Grayscale Investments has three publicly traded funds devoted to digital currencies, and that number will grow to four with this week’s announcement that the Financial Industry Regulatory Authority Inc. has approved the Grayscale Digital Large Cap Fund (DLC) for public quotation on the OTC markets. Grayscale says this will be the first-of-its-kind product to be publicly trade.

Based in New York City, Grayscale is a digital currency asset management firm with roughly $2.1 billion in assets under management across a suite of 10 investment products. Nine of the 10 products provide passive exposure to a single digital currency. The DLC fund contains a basket of the top five digital currencies by market cap.

Grayscale says it employs a rules-based portfolio construction methodology that targets the upper 70% of the digital currency market, and the portfolio is evaluated on a quarterly basis.

As of September 30, DLC’s holdings and their portfolio weights comprised the following: 80.3% bitcoin, 9.9% ethereum, 5.8% XRP, 2.2% bitcoin cash and 1.8% litecoin.

The value of each component is based on daily reference rates from TradeBlock, a provider of cryptocurrency trading tools. The fund’s assets are stored in offline or “cold” storage with Coinbase Custody Trust Company LLC.

DLC is an open-end fund that has been offered since February 2018 as a private placement to accredited investors, with an investment minimum of $50,000.

As of September 30, Grayscale says there were nearly 3.2 million shares outstanding of DLC. Shares created through DLC’s private placement become eligible to sell into the public market after a statutory one-year holding period under Rule 144 of the Securities Act.

The DLC fund won’t be available to retail investors on the OTC market until it is deemed eligible for trading by the Depository Trust Company, which processes transactions for the global financial services industry. Grayscale says it expects the fund to be cleared for takeoff soon. Upon approval, the DLC fund will trade on the OTCQX market under the ticker symbol GDLCF. It will carry an annual fee of 3.0%.

The OTCQX market is considered the highest tier of the OTC marketplace, and is where many American depositary receipts of foreign companies are quoted in the U.S.

And the OTCQX market is where Grayscale’s other three publicly traded products are listed. These are the Grayscale Bitcoin Trust (GBTC), Grayscale Ethereum Trust (ETHE) and Grayscale Ethereum Classic Trust (ETCG). As with the soon-to-be GDLCF fund, all three of these products graduated from private placement status to being publicly traded (though the private-placement versions still exist, as it will for the Grayscale Digital Large Cap Fund).

GBTC, ETHE and ETCG are modeled like other commodity-linked trusts that trade as exchange-traded products, and are listed on Morningstar as ETFs. But in reality these aren’t exchange-traded products because they trade on the OTCQX market, and OTC markets aren’t considered exchanges the way the NYSE and Nasdaq are.

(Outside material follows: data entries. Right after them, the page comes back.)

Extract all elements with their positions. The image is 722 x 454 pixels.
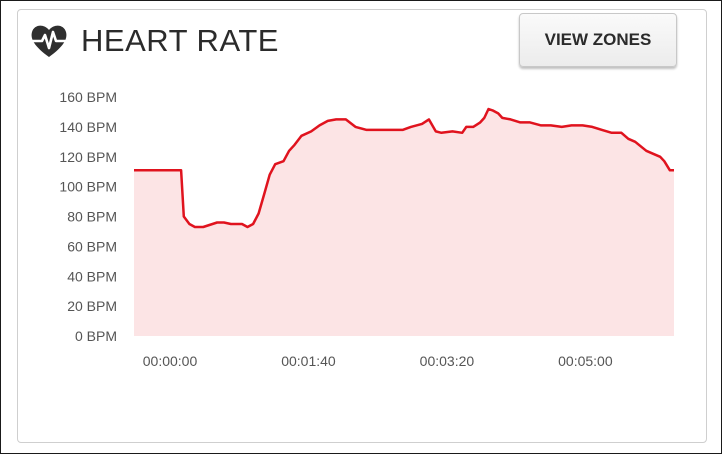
x-tick-label: 00:00:00: [143, 353, 198, 369]
card-header: HEART RATE: [29, 21, 279, 61]
y-tick-label: 80 BPM: [67, 209, 117, 225]
y-tick-label: 0 BPM: [75, 328, 117, 344]
y-tick-label: 20 BPM: [67, 298, 117, 314]
y-tick-label: 40 BPM: [67, 268, 117, 284]
y-tick-label: 140 BPM: [59, 119, 117, 135]
card-title: HEART RATE: [81, 23, 279, 58]
x-axis: 00:00:00 00:01:40 00:03:20 00:05:00: [143, 353, 613, 369]
y-tick-label: 160 BPM: [59, 89, 117, 105]
y-tick-label: 100 BPM: [59, 179, 117, 195]
y-tick-label: 60 BPM: [67, 238, 117, 254]
heart-rate-icon: [29, 23, 69, 59]
heart-rate-area: [134, 109, 674, 336]
x-tick-label: 00:03:20: [420, 353, 475, 369]
y-axis: 0 BPM 20 BPM 40 BPM 60 BPM 80 BPM 100 BPM 120 …: [59, 89, 117, 344]
x-tick-label: 00:01:40: [281, 353, 336, 369]
view-zones-button[interactable]: VIEW ZONES: [519, 13, 677, 67]
heart-rate-line: [134, 107, 674, 229]
x-tick-label: 00:05:00: [558, 353, 613, 369]
y-tick-label: 120 BPM: [59, 149, 117, 165]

Plus, Grayscale’s trust products don’t employ the share creation and redemption mechanism that helps keep an ETF’s market price close to its underlying value. New shares are created only through the private placement, and the lack of a redemption mechanism means there’s no reduction of shares and the number of shares increase over time. 

Client demand and market forces dictate the price of the publicly traded shares, and at times they can trade at sizable premiums to the net asset value that accredited investors pay via the private placement.

At a time when the Securities and Exchange Commission has shot down any and all proposals to launch bitcoin ETFs, Grayscale has basically been the only game in town for investors seeking publicly traded cryptocurrency funds. And investors have taken a shine to the GBTC bitcoin product, which has more than $1.9 billion in assets.